Nicht weniger wichtig als Egoneks räumliche Entdeckungsreisen waren für seine spätere Karriere die kleinen täglichen Fluchten in die Literatur. Denn die Tagträumerei, das Fantasieren – das er in vieler Hinsicht auch als Reporter einsetzen sollte –, will schon früh gelernt sein. So verschlang Egonek die Lederstrumpf-Erzählungen von James Fenimore Cooper, die Wildwestromane des deutschen Auswanderers Friedrich Gerstäcker, die damals erfolgreichen Abenteuergeschichten der Autorin Sophie Wörishoffer und natürlich die Reiseerzählungen Karl Mays. [87] Letzterer hatte es dem kleinen Prager besonders angetan.

 

Während der Unterrichtsstunden hatten wir einen der Fehsenfeldschen May Bände unter der Bank aufgeschlagen, die Zehn-Uhr-Pause opferten wir der Fortsetzung der Lektüre, und der Weg von der Schule nach Hause wurde im Schnellschritt zurückgelegt, weil man daheim in dem Buche weiterlesen konnte. [88]

 

In Kischs Liste seiner Jugendautoren fehlt der Name Sir Arthur Conan Doyle. Doch kann dies nichts anderes als ein Versehen sein. Und falls nicht: Spätestens für den schon in Prag sehr umtriebigen Hobby-Kriminalisten Kisch gehörten Doyles Detektivgeschichten ebenso zur Pflichtlektüre, wie es Sigmund Freuds Fälle für angehende Psychoanalytiker sind. Und ebenso wie Sherlock Holmes brauchte der Reporter Kisch beides: Fantasie und logische Kombinationsgabe. Diese beiden Eigenschaften würden die Eckpfeiler seiner ganz eigenen Theorie von der »logischen Phantasie« des Reporters werden. [89]

Karl May und seine Romane haben Egonek nie wieder losgelassen. Bis in Kischs Alterswerk hinein wird der kleine Sachse immer wieder auftauchen, wie eine Hommage an Egoneks Prager Kindheit und an die Kraft der Fantasie. Von den vor allem in Mays frühen Kolportageromanen antisemitisch gezeichneten jüdischen Protagonisten [90] wusste der Schüler Kisch womöglich nichts. Und es gibt durchaus Anhaltspunkte dafür, dass der alte Karl May – jesusgläubiger Pazifist und selbst ernannter »Edelmensch« – gegenüber Juden und Judentum mitunter einen freundlichen Respekt empfand. [91]

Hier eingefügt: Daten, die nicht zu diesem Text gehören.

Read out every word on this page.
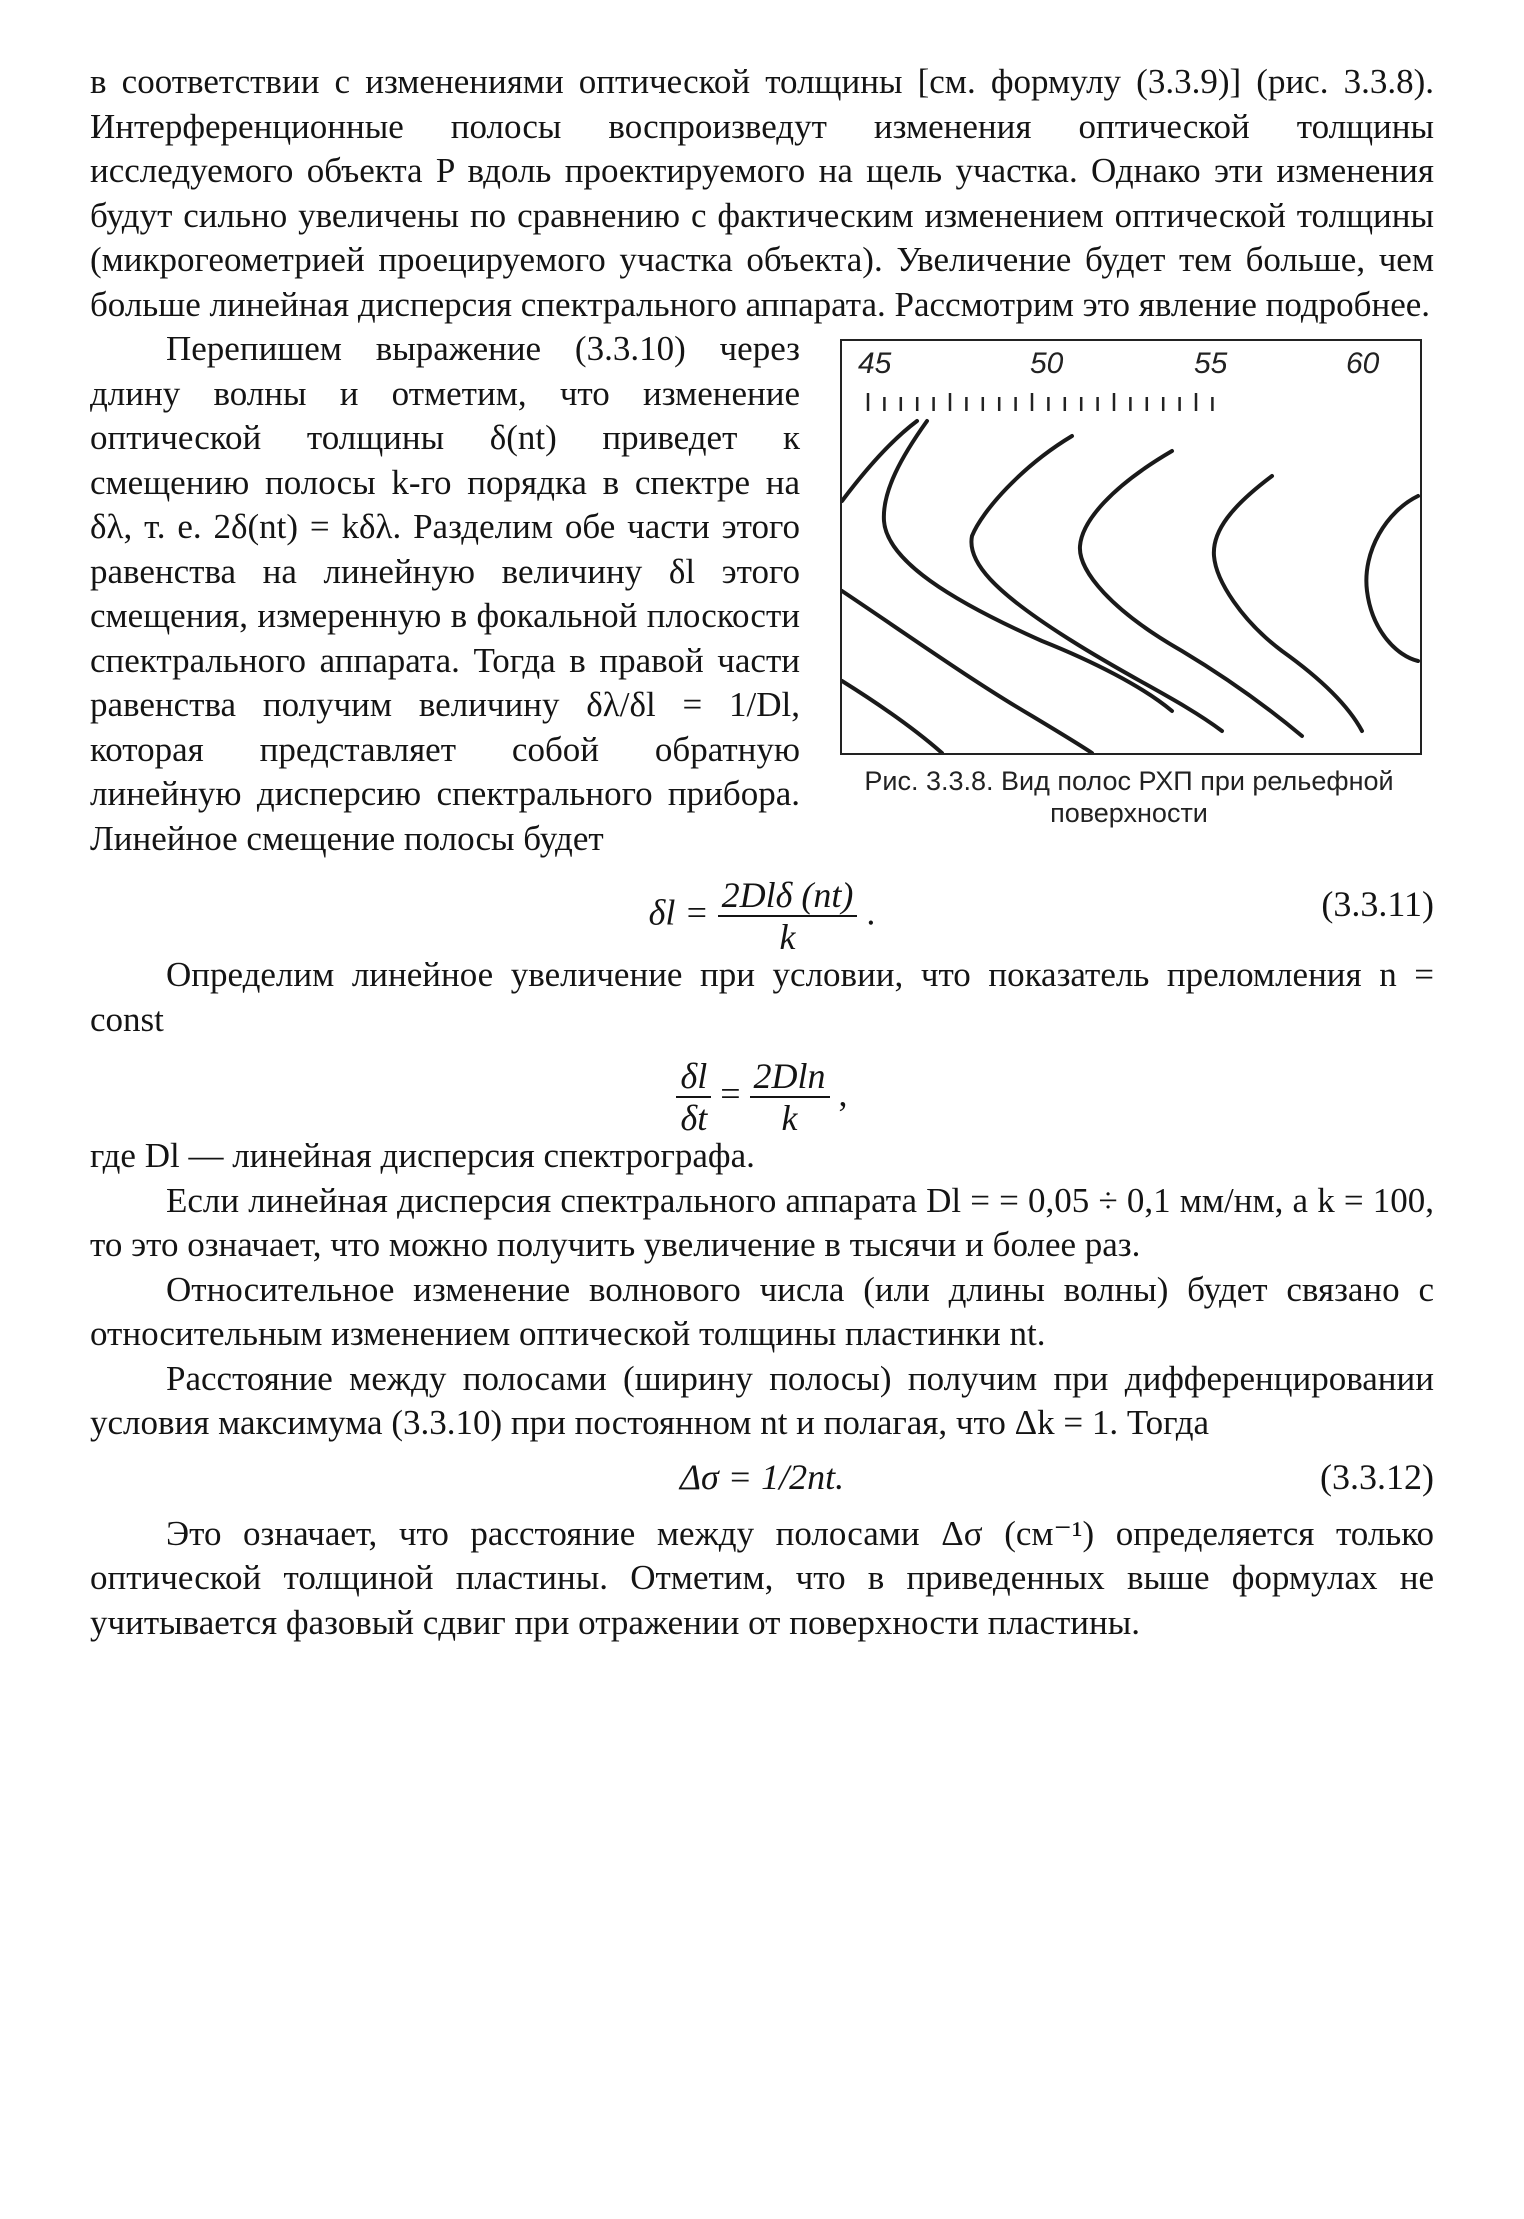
в соответствии с изменениями оптической толщины [см. формулу (3.3.9)] (рис. 3.3.8). Интерференционные полосы воспроизведут изменения оптической толщины исследуемого объекта P вдоль проектируемого на щель участка. Однако эти изменения будут сильно увеличены по сравнению с фактическим изменением оптической толщины (микрогеометрией проецируемого участка объекта). Увеличение будет тем больше, чем больше линейная дисперсия спектрального аппарата. Рассмотрим это явление подробнее.

45	50	55	60
Рис. 3.3.8. Вид полос РХП при рельефной поверхности

Перепишем выражение (3.3.10) через длину волны и отметим, что изменение оптической толщины δ(nt) приведет к смещению полосы k-го порядка в спектре на δλ, т. е. 2δ(nt) = kδλ. Разделим обе части этого равенства на линейную величину δl этого смещения, измеренную в фокальной плоскости спектрального аппарата. Тогда в правой части равенства получим величину δλ/δl = 1/Dl, которая представляет собой обратную линейную дисперсию спектрального прибора. Линейное смещение полосы будет

$\delta l = \frac{\text{2Dlδ (nt)}}{k}$ .	(3.3.11)

Определим линейное увеличение при условии, что показатель преломления n = const

$\frac{\delta l}{\delta t} = \frac{2Dln}{k}$ ,

где Dl — линейная дисперсия спектрографа.

Если линейная дисперсия спектрального аппарата Dl = = 0,05 ÷ 0,1 мм/нм, а k = 100, то это означает, что можно получить увеличение в тысячи и более раз.

Относительное изменение волнового числа (или длины волны) будет связано с относительным изменением оптической толщины пластинки nt.

Расстояние между полосами (ширину полосы) получим при дифференцировании условия максимума (3.3.10) при постоянном nt и полагая, что Δk = 1. Тогда

Δσ = 1/2nt.	(3.3.12)

Это означает, что расстояние между полосами Δσ (см⁻¹) определяется только оптической толщиной пластины. Отметим, что в приведенных выше формулах не учитывается фазовый сдвиг при отражении от поверхности пластины.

Jedenfalls war es für den jungen Bücherwurm Egonek fraglos ein besonderer Tag, als Karl May im Oktober 1898 in Prag eintraf. Der Schriftsteller war in die Stadt gekommen, um einen Rechtsstreit mit seinem tschechischen Verleger beizulegen. [92]

 

Wir verschlangen alles, was wir hierüber in der »Bohemia« finden konnten, mit wahrem Heißhunger. Denn, wenn es auch mit der kritiklosen Bewunderung längst vorbei war – das Interesse für den Autor unserer Jugend war noch nicht erstorben. Wir wollten diesen einmal von Angesicht zu Angesicht sehen. Wir ließen im Hotel de Saxe, in dem er logierte, nachfragen, ob wir mit ihm sprechen dürften. [93]

 

Sie durften. Und Kisch, als Wortführer der Schüler, erhielt den »dritten Band Old Surehand« geschenkt. »Auf die erste Seite«, erinnert sich Kisch Jahre später, schrieb Karl May »einen Spruch und setzte seinen Namen darunter. Der Spruch ist wirklich überaus schön. Er stammt von – Goethe«. [94] Tatsächlich handelte es sich um den ersten oder zweiten Old Surehand-Band, und der Spruch war ein wohl tatsächlich von May selbst fabriziertes Gedicht.

 

Das Leben ist ein Kampf,

der Tod ist der Sieg.

Ich lebe, um zu kämpfen,

und ich sterbe, um zu siegen. [95]

 

Doch die eigentliche Pointe ist eine andere: Unter Karl Mays Eintrag hatte Hermann Kisch – wohl nicht ohne Stolz – vermerkt: »Prag, am 17. Oktober 1898«. [96]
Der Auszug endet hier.